I had not paid any real attention to the file, because I hadn’t needed to. Dory was certain the box on offer at Molesworth Cox was authentic, and once I’d taken a good look at it myself and chuckled at the recipe for the elixir of immortality, I’d shoved the pages into the file. Now I needed to revisit the file.
I got out a small magnifying device I always carry with me in case I need to examine some antique or another closely, and looked carefully at the photographs of the two boxes. George Matthews’s box was lovely. On the sides and the top were a group of women musicians in a gazebo. They were all beautifully dressed, and their instruments were quite discernable—a lute, a flute, chimes of some sort, and so on. The workmanship was very fine. The smaller box showed a woman in a garden talking to another woman while a line of women waited. Once again, they were all well dressed.
It was very clear these went together.
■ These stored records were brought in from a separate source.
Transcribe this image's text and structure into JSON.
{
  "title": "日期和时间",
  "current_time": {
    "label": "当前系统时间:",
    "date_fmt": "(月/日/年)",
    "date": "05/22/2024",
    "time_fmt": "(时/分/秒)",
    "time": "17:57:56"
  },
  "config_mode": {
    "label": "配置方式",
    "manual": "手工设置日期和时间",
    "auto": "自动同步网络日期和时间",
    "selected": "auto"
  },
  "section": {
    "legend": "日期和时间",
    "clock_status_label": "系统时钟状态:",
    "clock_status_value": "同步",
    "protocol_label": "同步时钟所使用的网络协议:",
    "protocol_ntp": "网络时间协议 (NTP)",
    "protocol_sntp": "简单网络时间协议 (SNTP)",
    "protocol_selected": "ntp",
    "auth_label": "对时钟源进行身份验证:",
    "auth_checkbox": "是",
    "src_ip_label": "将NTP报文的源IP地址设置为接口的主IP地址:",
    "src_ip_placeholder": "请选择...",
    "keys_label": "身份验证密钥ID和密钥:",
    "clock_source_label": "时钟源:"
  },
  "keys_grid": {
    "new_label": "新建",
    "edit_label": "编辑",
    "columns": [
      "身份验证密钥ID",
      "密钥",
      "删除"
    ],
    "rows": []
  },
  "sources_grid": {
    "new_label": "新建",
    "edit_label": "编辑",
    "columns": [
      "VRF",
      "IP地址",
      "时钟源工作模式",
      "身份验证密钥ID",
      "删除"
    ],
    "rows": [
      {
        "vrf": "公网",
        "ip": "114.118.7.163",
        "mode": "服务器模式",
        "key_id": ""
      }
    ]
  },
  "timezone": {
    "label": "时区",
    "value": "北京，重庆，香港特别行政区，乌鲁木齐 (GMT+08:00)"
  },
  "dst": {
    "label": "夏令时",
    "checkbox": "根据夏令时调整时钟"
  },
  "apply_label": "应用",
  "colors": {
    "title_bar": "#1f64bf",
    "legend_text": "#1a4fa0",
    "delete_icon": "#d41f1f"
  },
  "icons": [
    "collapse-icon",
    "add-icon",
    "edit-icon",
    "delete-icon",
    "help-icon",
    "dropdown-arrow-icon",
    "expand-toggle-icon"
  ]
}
The rounded tops of the boxes were the same, both in shape but also in what was depicted on them, unlike the sides of the boxes, on which the scenes were different. I had at first seen only the bird on the lids, a crane, but when I looked more closely, I realized there was another scene, or perhaps more accurately, three of them, one on top of the other. At the bottom was a Woman who looked to be laid out in a tomb of some sort, or perhaps she was sleeping. In the middle there was a woman seated in a pavilion while other women stood in line in front of her, and at the top, yet another woman floated above the rest of them, hovering over a mountain. The woman in each scene wore an identical robe, and could quite possibly be the same person. Woven into the design were flowers, possibly chrysanthemums, but more likely roses or peonies. What was also very interesting to me was that fact that it was quite possible these boxes had been done by different artists, even if they depicted the same thing, or at least something similar. There were variations in the strokes, tiny deviations really, but discernible nonetheless. I’d want to see the originals again and examine them closely, but I thought I was right. I wondered why there would be two artists working on these boxes if they were meant to fit together.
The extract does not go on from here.